Lirik dan syair dari mantra ini sudah bisa diserap dari isinya yaitu kewaspadaan dan pencarian terhadap siapapun yang membuat ulah di bumi Lampung, akan selalu dikejar walau sampai ke laut hitam. Mantra ini biasanya di dendangkan pada saat menari Tupping.
Karya tari ini mengusung tema tentang Kewaspadaan, karena dalam gerak Tari Tupping Pesisekh terdapat gerak-gerak yang mengandung makna kewaspadaan, berjaga-jaga, mengintai dan berhati-hati karena Tupping merupakan sosok mata-mata. “Tupping Pesisekh” yang memiliki makna Tupping artinya topeng dan Pesisekh artinya Pesisir, judul tersebut diambil berdasarkan ekpresi topeng yang sebagian besar berkembang pada masyarakat pesisir di Lampung, seperti Lampung Barat dan khusunya Pesisir Kalianda Lampung Selatan. Kata topeng dalam ensiklopedi tari Indonesia terdiri dari kata tup yang berarti tutup, kemudian karena pengaruh gejala bahasa maka kata tup ini ditambah eng menjadi tupeng, tupeng kemudian mengalami beberapa perubahan sehingga menjadi topeng, ada juga yang berpendapat topeng berasal dari kata ping, peng, pung dan sebagainya, yang berarti merapatkan kepada sesuatu atau menekan padanya. Maksudnya adalah menutupi wajah dan menutupi jati diri dari seseorang yang memakai Tupping. Properti Tupping digunakan dalam karya tugas akhir ini adalah Tupping asli yang dibuat di Lampung, agar rasa dan roh dalam garapan karya tari ini dapat tertuang secara penuh pada penari maupun pemusik.
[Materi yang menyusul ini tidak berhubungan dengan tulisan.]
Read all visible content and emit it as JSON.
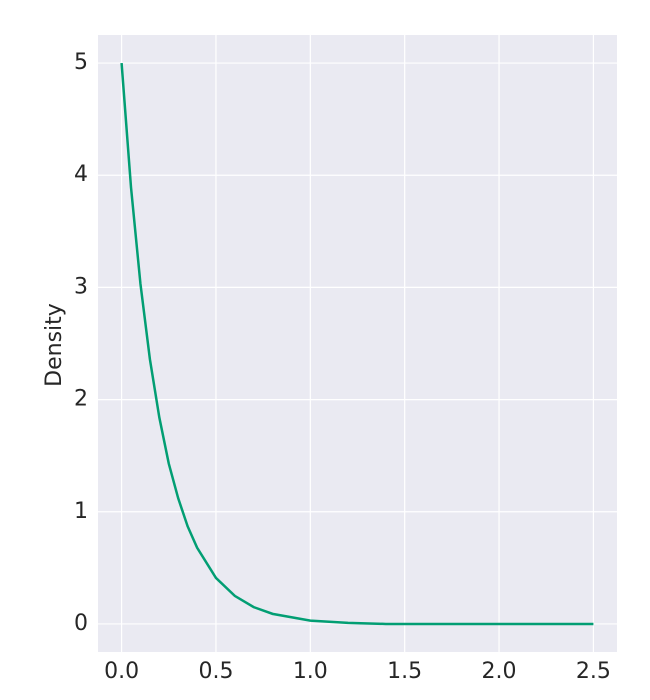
{
  "chart_data": {
    "type": "line",
    "y_label": "Density",
    "x": [
      0,
      0.05,
      0.1,
      0.15,
      0.2,
      0.25,
      0.3,
      0.35,
      0.4,
      0.5,
      0.6,
      0.7,
      0.8,
      0.9,
      1.0,
      1.2,
      1.4,
      1.6,
      1.8,
      2.0,
      2.25,
      2.5
    ],
    "series": [
      {
        "color": "#029e73",
        "values": [
          5,
          3.89,
          3.03,
          2.36,
          1.84,
          1.43,
          1.12,
          0.87,
          0.68,
          0.41,
          0.25,
          0.15,
          0.09,
          0.06,
          0.03,
          0.01,
          0,
          0,
          0,
          0,
          0,
          0
        ]
      }
    ],
    "xlim": [
      -0.125,
      2.625
    ],
    "ylim": [
      -0.25,
      5.25
    ],
    "xticks": [
      {
        "value": 0,
        "label": "0.0"
      },
      0.5,
      {
        "value": 1,
        "label": "1.0"
      },
      1.5,
      {
        "value": 2,
        "label": "2.0"
      },
      2.5
    ],
    "yticks": [
      0,
      1,
      2,
      3,
      4,
      5
    ],
    "grid": true
  }
}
Selaian perwujudan salah satu karakter gagah kesatria yang bersifat selalu melindungi seperti yang tersirat dalam topeng-topeng kayu yang ada dilampung baik sekura maupun tupping, tarian ini juga digarap berdasarkan ritual tupping yang masih berkembang hingga saat ini di daerah Lampung Selatan. Selain dari properti Tupping dan Jubah Klahar yang menutupi seluruh tubuh dengan daun pisang kering, garapan Tupping juga dapat diperkuat sisi magis dan ritualnya yaitu dengan mantra Tupping. Iringan musik pada karya tari ini menggunakan musik live/ langsung dan di komposeri seniman muda Lampung oleh suhendri wijaya S.Sn. Iringan musik live/langsung dapat memperkuat suasana tari dan menggunakan pola musik tradisi Lampung yang diwakili oleh seperangkat Talo Balak. Instrumen yang digunakan antara lain kelenongan, gong, bende, gujih, gendang, bedug, rebana, gamolan pring/cetik, seruling, dijiridu, biola vokal Muayak dan Mantra Tupping. Jenis pukulan atau Tabuhan yang digunakan antara lain Tabuh Melinting (Tabuh Kedanggung), Tabuh Bedana (Tahtim), Tabuh Ojan/Labung Tuyun dan Tabuh Hadrah. Beberapa instrumen tersebut dihadirkan mengingat untuk memperkuat dan menghadirkan suasana musik Lampung, selain itu juga pada garapan ini menggunakan permainan musik ilustrasi yang berbentuk vokal Mantra Tupping dan Muayak yang dapat memperkuat suasana ritualnya.